Enchâssée dans l’écrin pyrénéen, la petite cité de Foix palpite au pied de son château fort du XIIème siècle.
L’imposante silhouette féodale domine la ville qui était au cœur de l’Ariège au Moyen âge.

Perchées sur leurs rochers, les trois tours et l’impressionnante muraille médiévale demeurent un symbole très fort pour les habitants qui appellent inquiets, les employés du château quand plongées dans le brouillard, elles disparaissent de leur horizon.
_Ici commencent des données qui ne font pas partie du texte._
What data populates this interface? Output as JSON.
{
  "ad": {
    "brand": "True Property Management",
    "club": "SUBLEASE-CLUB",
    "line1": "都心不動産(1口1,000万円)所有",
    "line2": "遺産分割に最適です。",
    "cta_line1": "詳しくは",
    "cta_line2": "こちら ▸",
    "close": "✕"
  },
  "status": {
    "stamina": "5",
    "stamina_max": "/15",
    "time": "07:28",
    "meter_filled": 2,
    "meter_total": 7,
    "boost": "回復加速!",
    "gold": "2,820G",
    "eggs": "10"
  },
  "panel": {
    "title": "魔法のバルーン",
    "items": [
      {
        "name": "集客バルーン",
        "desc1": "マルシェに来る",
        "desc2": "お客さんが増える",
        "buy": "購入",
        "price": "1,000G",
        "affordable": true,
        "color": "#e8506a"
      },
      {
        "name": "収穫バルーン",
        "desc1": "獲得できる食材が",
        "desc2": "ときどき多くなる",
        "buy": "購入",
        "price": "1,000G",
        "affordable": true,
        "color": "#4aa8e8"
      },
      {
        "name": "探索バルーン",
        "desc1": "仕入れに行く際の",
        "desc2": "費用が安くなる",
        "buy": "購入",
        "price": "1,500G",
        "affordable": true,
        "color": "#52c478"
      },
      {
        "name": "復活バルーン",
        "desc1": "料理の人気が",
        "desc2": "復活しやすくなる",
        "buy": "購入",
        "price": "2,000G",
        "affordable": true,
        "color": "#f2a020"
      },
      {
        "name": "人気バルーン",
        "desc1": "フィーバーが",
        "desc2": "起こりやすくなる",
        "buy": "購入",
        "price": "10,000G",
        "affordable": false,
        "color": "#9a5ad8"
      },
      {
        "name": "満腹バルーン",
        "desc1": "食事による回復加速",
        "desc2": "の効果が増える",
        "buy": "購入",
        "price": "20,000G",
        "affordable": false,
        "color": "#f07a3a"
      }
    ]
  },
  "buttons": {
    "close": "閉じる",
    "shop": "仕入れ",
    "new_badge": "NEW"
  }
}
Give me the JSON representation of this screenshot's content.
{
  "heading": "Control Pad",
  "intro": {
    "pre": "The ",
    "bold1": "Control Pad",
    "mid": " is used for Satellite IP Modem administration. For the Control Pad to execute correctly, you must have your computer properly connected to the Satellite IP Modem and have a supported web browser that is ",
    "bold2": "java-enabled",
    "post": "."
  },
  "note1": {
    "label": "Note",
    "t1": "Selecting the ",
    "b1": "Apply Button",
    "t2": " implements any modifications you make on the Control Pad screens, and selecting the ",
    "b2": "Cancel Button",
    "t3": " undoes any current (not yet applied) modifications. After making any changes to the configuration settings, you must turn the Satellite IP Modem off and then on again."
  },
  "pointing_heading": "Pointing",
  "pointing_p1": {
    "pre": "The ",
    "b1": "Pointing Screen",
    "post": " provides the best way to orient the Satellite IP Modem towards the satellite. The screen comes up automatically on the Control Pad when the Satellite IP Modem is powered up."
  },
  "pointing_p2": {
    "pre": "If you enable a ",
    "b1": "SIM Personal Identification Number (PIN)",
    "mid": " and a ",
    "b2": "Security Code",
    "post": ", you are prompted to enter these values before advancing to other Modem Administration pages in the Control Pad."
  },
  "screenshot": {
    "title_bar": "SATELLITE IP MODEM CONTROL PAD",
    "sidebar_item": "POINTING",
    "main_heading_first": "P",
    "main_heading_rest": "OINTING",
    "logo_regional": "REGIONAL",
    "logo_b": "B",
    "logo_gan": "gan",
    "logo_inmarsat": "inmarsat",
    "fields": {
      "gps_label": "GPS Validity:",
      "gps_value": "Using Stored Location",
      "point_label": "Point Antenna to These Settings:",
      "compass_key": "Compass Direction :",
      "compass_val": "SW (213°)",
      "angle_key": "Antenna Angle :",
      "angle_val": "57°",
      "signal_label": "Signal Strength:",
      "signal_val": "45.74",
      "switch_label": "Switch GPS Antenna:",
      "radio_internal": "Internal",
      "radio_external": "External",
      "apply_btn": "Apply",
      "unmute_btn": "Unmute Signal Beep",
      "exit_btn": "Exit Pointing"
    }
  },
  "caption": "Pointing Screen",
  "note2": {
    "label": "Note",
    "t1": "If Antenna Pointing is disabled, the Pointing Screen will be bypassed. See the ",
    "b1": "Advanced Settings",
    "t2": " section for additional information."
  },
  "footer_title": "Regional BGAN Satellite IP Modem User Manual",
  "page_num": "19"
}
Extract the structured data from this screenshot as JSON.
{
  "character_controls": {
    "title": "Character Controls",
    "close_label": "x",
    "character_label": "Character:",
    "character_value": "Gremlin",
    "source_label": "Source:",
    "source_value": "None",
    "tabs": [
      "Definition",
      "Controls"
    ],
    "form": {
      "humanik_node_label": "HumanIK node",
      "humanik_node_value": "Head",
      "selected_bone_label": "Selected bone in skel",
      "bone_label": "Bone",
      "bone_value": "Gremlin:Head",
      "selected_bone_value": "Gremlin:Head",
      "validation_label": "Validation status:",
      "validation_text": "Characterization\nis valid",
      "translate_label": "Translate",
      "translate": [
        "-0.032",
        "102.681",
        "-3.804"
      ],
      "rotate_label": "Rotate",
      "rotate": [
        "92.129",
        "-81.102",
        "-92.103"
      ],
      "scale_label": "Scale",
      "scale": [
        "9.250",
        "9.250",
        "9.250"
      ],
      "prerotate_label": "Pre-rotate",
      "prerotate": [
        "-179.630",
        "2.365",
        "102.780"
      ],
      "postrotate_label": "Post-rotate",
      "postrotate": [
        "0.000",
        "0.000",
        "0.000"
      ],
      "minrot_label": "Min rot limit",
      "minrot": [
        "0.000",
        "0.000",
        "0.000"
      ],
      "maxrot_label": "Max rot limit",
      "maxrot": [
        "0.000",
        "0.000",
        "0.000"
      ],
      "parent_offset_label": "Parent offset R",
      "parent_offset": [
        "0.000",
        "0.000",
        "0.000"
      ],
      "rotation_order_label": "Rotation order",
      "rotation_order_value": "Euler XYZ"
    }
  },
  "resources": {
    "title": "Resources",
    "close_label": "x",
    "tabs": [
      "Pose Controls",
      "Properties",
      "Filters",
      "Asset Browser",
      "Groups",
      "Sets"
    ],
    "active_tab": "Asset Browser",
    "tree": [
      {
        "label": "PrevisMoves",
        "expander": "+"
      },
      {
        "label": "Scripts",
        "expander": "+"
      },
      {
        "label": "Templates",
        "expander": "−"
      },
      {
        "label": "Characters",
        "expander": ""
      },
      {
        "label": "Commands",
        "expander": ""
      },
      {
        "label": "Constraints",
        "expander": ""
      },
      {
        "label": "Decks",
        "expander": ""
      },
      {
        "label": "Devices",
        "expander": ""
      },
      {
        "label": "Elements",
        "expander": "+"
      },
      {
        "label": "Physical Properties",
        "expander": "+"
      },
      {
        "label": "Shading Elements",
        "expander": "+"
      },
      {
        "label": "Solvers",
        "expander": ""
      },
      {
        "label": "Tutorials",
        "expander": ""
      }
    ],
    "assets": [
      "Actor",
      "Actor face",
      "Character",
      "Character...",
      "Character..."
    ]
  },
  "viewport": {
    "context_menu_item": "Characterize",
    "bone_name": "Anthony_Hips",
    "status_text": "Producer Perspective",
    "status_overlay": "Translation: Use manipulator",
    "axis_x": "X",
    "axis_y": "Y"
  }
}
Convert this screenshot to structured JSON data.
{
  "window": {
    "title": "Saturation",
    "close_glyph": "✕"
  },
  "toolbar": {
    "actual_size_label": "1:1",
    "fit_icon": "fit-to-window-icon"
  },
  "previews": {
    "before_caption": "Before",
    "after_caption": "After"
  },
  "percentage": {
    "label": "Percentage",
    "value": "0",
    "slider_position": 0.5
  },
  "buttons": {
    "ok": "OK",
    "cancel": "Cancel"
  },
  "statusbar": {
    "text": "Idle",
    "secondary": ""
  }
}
C’est comme si on leur arrachait une montagne, s’amuse sa conservatrice, avant de conclure : « c’est vrai qu’il a quelque chose de rassurant même si pendant plus de 2 siècles il a eu mauvaise réputation ». Foix a servi de garnison et de prison, et a vu pousser des bâtiments pour héberger les prisonniers.
Reste que les Fuxéens sont viscéralement attachés à cette forteresse imprenable : « El castels es tan fortz qu’el mezis se defent » « le château est si fort qu’il se défend par lui-même » disait-on au Moyen Age. Voici le berceau de la famille du Comté de Foix, qui marquera quelque pages d’histoire de France avec ses enfants prodiges, Henri IV et Gaston III de Foix-Béarn plus connu sous le nom de Gaston Fébus.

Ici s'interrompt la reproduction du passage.